Quando um casal decide construir uma vida em comum, é natural que os planos estejam voltados para o futuro, para a realização de sonhos e para a construção de um patrimônio. O que poucos percebem é que, junto com esse projeto de vida, também surgem importantes consequências jurídicas, especialmente relacionadas ao patrimônio do casal.

WhatsApp

Participe da nossa comunidade

Entrar no grupo @opopularpr

Para a Dra. Bruna Nazário, advogada especialista em Direito de Família, Sucessões e Direito Civil, uma das maiores falhas está justamente na ausência de diálogo sobre o regime de bens.

“Costumo dizer aos meus clientes que não escolher também é uma escolha. Quando o casal não decide qual regime de bens deseja adotar, essa decisão não deixa de existir. Ela simplesmente passa a ser feita pela própria lei.”

Na ausência de manifestação dos noivos ou companheiros, o ordenamento jurídico estabelece, como regra geral, a incidência do regime da comunhão parcial de bens, nos termos do artigo 1.640 do Código Civil. Isso significa que os bens adquiridos onerosamente durante a união, em regra, serão comunicáveis, produzindo efeitos relevantes tanto durante a convivência quanto em eventual dissolução da relação ou sucessão.

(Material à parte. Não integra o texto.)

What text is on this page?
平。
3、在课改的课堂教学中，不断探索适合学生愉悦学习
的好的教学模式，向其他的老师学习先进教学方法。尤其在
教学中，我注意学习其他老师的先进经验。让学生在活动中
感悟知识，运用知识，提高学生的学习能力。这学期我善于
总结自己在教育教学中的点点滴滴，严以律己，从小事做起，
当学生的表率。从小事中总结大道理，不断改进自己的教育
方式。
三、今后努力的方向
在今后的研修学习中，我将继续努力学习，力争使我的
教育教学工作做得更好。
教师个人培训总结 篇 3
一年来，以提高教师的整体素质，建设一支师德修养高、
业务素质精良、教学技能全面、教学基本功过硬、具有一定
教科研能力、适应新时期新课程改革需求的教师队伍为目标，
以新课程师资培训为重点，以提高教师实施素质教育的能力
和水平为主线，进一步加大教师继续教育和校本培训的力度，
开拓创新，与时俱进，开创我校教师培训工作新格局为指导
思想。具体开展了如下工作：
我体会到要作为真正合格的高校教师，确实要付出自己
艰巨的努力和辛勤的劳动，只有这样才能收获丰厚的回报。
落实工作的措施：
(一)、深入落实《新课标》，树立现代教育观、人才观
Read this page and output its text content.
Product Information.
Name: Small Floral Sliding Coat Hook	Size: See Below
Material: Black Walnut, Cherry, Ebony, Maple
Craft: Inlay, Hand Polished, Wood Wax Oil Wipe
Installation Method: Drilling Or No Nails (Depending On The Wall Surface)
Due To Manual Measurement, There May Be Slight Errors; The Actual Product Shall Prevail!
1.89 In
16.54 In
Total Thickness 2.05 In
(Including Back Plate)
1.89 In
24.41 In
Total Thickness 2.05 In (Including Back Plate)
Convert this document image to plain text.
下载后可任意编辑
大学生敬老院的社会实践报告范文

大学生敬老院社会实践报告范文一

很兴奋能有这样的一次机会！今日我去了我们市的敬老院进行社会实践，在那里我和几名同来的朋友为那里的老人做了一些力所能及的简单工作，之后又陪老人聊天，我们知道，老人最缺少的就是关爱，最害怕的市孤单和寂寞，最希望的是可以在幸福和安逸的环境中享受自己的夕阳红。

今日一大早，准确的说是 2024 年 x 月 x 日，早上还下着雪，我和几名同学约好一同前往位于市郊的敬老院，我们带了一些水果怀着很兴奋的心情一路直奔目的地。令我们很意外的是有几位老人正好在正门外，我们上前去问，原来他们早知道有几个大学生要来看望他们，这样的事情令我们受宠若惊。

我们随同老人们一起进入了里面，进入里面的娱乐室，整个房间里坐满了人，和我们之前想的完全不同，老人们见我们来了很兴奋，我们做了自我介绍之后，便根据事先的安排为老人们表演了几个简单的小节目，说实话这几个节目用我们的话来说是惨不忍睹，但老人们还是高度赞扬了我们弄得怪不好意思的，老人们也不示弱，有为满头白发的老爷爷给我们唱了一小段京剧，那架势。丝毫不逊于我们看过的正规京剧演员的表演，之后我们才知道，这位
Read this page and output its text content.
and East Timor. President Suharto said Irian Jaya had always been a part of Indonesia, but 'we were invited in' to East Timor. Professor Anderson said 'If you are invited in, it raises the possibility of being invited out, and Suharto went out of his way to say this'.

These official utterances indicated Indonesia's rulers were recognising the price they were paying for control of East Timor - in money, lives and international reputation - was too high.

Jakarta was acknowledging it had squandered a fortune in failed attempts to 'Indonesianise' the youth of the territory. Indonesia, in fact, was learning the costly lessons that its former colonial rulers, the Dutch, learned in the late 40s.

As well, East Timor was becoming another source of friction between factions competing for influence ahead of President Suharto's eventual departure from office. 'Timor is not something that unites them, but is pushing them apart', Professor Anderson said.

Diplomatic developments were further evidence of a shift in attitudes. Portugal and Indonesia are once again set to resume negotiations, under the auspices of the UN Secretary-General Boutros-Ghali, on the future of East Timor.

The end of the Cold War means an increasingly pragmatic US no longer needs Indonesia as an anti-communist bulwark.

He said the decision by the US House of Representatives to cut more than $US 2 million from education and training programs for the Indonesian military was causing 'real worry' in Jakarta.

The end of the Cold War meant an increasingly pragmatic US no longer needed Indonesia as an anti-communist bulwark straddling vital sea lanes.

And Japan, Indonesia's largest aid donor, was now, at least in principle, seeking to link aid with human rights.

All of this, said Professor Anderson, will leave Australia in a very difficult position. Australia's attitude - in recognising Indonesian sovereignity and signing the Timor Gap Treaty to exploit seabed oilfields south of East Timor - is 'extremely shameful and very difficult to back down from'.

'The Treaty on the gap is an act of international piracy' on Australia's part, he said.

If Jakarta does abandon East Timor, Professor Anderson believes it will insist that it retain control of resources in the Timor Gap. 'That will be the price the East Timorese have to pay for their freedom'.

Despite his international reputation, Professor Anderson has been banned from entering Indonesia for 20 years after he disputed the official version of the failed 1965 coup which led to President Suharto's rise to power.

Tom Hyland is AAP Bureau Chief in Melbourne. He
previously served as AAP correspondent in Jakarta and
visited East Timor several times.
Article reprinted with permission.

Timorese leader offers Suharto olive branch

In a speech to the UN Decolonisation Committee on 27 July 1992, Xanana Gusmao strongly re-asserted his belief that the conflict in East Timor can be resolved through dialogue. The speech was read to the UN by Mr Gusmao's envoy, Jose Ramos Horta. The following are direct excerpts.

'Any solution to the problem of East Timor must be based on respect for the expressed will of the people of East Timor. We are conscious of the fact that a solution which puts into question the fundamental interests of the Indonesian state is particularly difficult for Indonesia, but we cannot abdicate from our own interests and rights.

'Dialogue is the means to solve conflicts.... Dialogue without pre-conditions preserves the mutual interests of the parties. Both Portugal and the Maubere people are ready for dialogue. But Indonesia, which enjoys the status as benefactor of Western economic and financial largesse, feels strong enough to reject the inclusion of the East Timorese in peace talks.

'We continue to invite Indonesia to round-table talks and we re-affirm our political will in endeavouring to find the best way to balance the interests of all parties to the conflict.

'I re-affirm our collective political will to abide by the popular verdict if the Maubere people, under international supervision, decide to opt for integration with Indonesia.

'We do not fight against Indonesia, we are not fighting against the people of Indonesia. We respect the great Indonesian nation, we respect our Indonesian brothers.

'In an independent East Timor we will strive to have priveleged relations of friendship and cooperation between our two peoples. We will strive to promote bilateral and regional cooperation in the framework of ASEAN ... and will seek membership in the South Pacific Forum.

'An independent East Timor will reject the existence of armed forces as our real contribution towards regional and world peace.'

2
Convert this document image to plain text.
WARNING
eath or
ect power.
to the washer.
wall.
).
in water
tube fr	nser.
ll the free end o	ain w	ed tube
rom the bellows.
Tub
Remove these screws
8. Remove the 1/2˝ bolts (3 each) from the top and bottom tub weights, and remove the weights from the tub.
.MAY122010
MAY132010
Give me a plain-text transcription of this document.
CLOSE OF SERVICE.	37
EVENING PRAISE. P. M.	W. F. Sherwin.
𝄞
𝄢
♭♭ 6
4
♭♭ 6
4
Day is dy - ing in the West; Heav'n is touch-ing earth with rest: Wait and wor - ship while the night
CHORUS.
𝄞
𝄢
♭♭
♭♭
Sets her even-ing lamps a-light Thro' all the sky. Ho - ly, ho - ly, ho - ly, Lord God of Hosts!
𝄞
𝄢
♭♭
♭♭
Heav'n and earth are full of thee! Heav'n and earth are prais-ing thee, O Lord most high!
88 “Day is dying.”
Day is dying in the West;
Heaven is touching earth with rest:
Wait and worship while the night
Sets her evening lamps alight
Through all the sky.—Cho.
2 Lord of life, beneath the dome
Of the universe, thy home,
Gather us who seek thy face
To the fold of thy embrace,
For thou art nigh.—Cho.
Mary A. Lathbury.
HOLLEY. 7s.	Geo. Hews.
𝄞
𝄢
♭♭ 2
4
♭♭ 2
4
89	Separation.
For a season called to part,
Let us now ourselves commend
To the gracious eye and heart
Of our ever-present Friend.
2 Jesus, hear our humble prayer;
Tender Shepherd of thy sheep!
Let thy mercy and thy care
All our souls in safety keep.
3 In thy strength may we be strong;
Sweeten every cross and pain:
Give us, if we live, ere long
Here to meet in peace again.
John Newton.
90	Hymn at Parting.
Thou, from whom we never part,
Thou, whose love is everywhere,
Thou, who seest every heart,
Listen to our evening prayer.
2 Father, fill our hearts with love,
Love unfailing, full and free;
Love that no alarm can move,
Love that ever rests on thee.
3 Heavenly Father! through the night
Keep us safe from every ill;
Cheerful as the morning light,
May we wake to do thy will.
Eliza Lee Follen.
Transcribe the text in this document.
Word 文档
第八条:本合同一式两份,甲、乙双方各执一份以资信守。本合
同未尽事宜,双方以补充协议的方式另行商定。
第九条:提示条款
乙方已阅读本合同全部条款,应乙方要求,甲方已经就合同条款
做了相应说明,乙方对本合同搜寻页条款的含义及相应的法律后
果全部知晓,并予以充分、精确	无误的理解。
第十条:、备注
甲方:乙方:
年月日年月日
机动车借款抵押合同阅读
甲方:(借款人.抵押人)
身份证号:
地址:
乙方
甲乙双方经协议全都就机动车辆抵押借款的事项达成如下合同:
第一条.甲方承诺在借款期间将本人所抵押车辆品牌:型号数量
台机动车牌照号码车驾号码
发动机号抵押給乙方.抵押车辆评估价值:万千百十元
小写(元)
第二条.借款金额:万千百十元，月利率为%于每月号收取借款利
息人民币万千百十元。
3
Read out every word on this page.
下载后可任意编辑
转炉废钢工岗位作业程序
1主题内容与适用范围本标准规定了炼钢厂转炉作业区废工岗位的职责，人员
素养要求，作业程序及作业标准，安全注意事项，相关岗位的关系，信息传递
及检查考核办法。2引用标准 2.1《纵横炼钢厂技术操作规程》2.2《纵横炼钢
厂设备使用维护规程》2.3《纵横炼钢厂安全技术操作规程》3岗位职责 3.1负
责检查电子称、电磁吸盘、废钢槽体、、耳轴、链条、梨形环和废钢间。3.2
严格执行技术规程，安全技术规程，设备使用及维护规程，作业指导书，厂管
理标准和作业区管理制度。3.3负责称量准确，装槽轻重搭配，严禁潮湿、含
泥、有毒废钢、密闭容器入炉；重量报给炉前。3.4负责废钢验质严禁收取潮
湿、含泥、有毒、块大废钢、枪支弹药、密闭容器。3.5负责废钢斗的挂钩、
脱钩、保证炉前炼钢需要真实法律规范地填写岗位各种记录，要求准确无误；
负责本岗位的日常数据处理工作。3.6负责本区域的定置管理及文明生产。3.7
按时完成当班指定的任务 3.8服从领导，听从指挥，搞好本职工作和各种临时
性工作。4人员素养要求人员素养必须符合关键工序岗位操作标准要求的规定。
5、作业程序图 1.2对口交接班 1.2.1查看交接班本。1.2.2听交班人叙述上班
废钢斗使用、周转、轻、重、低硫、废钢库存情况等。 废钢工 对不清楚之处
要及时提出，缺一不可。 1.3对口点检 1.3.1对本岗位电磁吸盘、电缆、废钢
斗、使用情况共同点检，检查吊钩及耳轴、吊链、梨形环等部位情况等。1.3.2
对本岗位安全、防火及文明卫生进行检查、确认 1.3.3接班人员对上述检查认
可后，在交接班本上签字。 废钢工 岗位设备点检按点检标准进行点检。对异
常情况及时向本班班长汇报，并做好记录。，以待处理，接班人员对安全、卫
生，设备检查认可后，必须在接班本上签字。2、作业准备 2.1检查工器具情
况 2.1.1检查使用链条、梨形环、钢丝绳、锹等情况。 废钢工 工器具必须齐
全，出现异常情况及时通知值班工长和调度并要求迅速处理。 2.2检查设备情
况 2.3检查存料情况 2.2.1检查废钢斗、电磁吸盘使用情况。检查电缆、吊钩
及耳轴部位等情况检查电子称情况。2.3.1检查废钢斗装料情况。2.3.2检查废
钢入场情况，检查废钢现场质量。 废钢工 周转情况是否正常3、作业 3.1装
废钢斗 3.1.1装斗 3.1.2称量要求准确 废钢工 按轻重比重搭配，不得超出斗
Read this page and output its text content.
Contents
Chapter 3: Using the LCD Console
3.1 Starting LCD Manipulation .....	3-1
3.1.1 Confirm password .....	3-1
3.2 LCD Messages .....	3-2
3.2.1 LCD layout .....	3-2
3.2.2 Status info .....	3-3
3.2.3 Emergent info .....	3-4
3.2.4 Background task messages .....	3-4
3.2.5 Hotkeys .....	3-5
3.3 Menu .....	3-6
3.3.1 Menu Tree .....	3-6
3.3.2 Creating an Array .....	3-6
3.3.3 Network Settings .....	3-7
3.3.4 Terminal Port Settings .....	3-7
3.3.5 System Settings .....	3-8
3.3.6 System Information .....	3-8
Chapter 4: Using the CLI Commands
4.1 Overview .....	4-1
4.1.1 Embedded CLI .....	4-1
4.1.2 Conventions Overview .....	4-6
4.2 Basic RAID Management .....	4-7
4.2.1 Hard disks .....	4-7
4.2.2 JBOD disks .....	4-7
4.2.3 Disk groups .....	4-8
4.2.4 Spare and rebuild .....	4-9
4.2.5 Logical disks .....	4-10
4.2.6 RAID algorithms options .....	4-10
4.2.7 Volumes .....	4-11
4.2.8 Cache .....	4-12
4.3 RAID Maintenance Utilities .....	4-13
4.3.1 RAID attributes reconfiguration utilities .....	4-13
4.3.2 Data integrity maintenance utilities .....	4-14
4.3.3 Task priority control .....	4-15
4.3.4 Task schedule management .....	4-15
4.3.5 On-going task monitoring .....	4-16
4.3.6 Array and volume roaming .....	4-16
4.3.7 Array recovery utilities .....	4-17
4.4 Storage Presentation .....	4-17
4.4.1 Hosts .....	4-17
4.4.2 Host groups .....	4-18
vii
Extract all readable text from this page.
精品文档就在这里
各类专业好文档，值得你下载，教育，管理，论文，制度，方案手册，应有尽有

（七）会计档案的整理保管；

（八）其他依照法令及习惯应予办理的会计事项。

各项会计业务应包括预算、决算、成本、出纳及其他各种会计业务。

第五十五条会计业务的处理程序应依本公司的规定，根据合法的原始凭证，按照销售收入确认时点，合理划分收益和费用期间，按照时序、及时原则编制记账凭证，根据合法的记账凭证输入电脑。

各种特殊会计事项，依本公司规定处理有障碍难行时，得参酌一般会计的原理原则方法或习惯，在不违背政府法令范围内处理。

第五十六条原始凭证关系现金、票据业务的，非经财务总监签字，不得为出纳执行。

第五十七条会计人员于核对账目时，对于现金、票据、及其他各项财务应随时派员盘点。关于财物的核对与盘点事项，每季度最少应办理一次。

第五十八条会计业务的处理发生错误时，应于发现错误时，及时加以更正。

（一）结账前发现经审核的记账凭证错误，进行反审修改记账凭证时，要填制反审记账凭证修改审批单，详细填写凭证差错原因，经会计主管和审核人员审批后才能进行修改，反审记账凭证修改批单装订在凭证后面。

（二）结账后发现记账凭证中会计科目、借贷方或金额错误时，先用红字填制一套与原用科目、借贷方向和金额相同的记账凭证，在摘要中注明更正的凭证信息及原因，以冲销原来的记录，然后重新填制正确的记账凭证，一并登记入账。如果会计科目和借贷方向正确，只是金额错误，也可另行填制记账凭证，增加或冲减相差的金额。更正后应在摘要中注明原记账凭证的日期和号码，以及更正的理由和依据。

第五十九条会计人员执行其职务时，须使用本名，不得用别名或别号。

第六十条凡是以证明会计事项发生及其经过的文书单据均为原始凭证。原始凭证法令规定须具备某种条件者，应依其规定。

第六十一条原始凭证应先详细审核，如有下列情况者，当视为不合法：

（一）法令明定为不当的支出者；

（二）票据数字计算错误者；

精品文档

Segundo a Dra. Bruna Nazário, o maior problema não está na adoção da comunhão parcial de bens, mas na falta de consciência sobre seus efeitos.

“Não existe um regime de bens melhor ou pior. Existe aquele que faz sentido para cada casal, considerando sua realidade patrimonial, familiar e profissional. A decisão deve ser consciente, e não fruto do desconhecimento.”

E aqui vai um alerta importante: morar junto sem formalizar a relação e sem escolher expressamente um regime de bens também é uma escolha, e ela produz consequências patrimoniais.

De acordo com a Dra., a união estável é uma situação de fato e, portanto, não depende de contrato, escritura ou qualquer outra formalização para existir. Assim, se o casal não definir previamente como deseja organizar sua vida patrimonial, a própria lei fará essa escolha, aplicando, em regra, o regime da comunhão parcial de bens.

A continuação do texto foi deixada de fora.